What is ROUGE score in NLP
ROUGE score is a set of metrics used in Natural Language Processing (NLP) to evaluate the quality of generated text by measuring overlap with reference texts, especially in summarization tasks. It compares n-grams, word sequences, and word pairs between candidate and reference summaries to quantify similarity.ROUGE (Recall-Oriented Understudy for Gisting Evaluation) is an NLP evaluation metric that measures the quality of generated text by comparing it to reference summaries based on overlapping units like n-grams and sequences.How it works
ROUGE works by comparing the generated text (candidate) against one or more reference texts to measure how much content overlaps. It focuses on recall-oriented metrics, meaning it checks how much of the reference content is captured by the candidate. The most common variants are ROUGE-N (n-gram overlap), ROUGE-L (longest common subsequence), and ROUGE-S (skip-bigram overlap). Think of it like checking how many words or phrases from a model's summary appear in a human-written summary, similar to grading a student's paraphrase by matching key phrases.
Concrete example
Suppose you have a reference summary and a candidate summary:
Reference: "The cat sat on the mat."
Candidate: "The cat is sitting on the mat."
Using ROUGE-1 (unigram overlap), count overlapping words:
reference = "The cat sat on the mat.".lower().split()
candidate = "The cat is sitting on the mat.".lower().split()
# Calculate ROUGE-1 recall
overlap = set(reference) & set(candidate)
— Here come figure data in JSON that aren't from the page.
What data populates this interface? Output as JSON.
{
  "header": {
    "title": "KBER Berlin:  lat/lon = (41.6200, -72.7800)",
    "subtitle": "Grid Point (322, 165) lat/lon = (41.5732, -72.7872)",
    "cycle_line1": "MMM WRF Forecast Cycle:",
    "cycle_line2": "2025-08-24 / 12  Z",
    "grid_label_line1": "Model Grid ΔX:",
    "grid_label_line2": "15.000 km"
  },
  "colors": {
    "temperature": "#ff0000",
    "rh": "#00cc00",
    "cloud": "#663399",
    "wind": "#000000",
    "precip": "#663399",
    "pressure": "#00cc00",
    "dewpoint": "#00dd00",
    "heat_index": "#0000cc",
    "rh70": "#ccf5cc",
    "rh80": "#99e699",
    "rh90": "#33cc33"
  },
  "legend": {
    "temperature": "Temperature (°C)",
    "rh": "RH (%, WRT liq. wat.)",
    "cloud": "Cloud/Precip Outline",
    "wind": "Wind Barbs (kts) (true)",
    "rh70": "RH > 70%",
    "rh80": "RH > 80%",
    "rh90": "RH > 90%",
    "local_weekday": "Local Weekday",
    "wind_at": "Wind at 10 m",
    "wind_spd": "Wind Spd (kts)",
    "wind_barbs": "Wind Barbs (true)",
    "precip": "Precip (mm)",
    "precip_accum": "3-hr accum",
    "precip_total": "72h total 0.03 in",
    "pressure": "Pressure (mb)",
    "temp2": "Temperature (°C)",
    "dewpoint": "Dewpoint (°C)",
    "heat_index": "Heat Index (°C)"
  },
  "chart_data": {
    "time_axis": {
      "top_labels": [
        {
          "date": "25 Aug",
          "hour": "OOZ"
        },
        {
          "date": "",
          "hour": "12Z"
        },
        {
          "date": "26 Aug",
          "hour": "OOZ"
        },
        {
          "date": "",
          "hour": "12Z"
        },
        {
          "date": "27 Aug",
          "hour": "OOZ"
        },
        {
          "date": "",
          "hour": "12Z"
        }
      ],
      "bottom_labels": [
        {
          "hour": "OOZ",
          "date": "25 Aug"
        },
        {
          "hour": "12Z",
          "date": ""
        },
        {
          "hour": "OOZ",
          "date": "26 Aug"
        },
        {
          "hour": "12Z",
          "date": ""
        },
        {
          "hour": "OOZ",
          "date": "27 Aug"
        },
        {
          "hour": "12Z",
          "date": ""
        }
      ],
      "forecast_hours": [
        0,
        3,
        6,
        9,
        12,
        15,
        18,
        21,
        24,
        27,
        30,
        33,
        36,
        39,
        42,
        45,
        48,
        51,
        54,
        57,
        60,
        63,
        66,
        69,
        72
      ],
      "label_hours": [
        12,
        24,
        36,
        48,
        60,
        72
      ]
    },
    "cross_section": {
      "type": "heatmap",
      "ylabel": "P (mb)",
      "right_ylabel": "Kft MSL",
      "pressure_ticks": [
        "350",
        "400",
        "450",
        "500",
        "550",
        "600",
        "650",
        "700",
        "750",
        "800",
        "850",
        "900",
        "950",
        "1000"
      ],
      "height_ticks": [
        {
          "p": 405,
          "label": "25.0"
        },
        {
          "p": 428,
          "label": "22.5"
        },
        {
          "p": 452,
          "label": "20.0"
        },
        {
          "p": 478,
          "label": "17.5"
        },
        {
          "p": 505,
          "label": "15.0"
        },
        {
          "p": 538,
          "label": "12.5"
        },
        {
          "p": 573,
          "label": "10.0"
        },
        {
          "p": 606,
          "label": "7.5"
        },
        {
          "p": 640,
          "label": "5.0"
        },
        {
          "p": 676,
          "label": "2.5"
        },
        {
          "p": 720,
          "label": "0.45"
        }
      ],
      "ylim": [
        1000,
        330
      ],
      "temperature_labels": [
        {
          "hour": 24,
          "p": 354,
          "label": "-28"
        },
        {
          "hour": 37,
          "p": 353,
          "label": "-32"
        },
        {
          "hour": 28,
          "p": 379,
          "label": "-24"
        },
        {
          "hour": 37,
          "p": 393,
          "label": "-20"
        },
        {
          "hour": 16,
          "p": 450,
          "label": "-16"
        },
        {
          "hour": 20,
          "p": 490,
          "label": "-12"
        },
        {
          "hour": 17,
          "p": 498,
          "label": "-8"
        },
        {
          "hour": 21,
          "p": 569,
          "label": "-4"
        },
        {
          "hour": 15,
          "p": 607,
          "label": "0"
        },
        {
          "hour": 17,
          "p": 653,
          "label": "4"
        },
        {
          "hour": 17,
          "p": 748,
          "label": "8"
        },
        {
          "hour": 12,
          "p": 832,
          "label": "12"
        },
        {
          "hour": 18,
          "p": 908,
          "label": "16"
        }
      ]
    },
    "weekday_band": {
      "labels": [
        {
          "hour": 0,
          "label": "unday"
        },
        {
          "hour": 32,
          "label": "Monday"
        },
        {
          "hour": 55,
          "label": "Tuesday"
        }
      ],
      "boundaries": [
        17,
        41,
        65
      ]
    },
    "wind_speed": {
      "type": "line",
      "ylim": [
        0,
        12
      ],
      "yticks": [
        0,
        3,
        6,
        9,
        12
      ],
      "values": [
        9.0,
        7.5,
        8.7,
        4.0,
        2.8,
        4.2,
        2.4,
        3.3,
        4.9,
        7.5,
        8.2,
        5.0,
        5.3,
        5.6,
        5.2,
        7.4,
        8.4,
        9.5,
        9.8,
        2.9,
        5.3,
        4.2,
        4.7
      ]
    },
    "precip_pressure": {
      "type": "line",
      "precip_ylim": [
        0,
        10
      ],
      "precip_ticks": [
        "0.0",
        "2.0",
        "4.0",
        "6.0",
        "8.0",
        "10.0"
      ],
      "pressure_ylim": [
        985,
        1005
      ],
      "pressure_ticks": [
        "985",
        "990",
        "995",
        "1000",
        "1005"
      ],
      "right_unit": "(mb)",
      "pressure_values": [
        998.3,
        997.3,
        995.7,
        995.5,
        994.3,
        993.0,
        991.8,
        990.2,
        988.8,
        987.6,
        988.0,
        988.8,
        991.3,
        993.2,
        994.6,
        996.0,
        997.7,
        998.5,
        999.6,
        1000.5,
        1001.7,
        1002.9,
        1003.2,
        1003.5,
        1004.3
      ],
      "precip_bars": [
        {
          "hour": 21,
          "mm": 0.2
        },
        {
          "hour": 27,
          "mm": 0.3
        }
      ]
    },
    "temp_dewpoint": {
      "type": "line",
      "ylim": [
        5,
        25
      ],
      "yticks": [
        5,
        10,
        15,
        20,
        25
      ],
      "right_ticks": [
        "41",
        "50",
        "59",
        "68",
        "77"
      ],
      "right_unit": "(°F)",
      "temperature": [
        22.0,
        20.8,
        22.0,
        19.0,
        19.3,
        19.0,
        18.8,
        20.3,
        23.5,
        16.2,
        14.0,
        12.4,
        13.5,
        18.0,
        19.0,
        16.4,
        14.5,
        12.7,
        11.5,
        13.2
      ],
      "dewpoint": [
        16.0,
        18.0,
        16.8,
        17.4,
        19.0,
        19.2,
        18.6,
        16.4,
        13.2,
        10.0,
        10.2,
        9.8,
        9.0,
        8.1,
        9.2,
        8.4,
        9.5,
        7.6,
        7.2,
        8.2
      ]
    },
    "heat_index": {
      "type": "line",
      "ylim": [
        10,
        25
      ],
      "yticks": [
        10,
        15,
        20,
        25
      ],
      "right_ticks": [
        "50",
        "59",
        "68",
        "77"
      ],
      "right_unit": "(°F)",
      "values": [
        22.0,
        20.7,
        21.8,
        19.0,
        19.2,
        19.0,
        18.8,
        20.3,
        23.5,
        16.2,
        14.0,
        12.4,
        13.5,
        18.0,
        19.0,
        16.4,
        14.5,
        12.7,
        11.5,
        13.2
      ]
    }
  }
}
recall = len(overlap) / len(reference)
print(f"ROUGE-1 recall: {recall:.2f}") ROUGE-1 recall: 0.83
When to use it
Use ROUGE scores to evaluate tasks like text summarization, machine translation, or any generation task where you want to measure how well the output matches a reference. It is best when you have high-quality reference texts and want a quantitative metric for content overlap. Avoid using ROUGE for creative generation tasks where exact overlap is less meaningful, such as open-ended dialogue or story generation.
Key terms
| Term | Definition |
|---|---|
| ROUGE-N | Measures overlap of n-grams between candidate and reference. |
| ROUGE-L | Measures longest common subsequence to capture sentence-level structure. |
| ROUGE-S | Measures skip-bigram overlap allowing gaps between words. |
| Recall | Fraction of reference units found in candidate text. |
| Precision | Fraction of candidate units found in reference text. |
Key Takeaways
- ROUGE is a recall-focused metric comparing generated text to reference summaries using n-gram and sequence overlap.
- ROUGE-1, ROUGE-L, and ROUGE-S are common variants measuring different types of overlap.
- Use ROUGE to evaluate summarization and translation quality when reference texts are available.
- ROUGE is less suitable for creative or open-ended generation tasks without fixed references.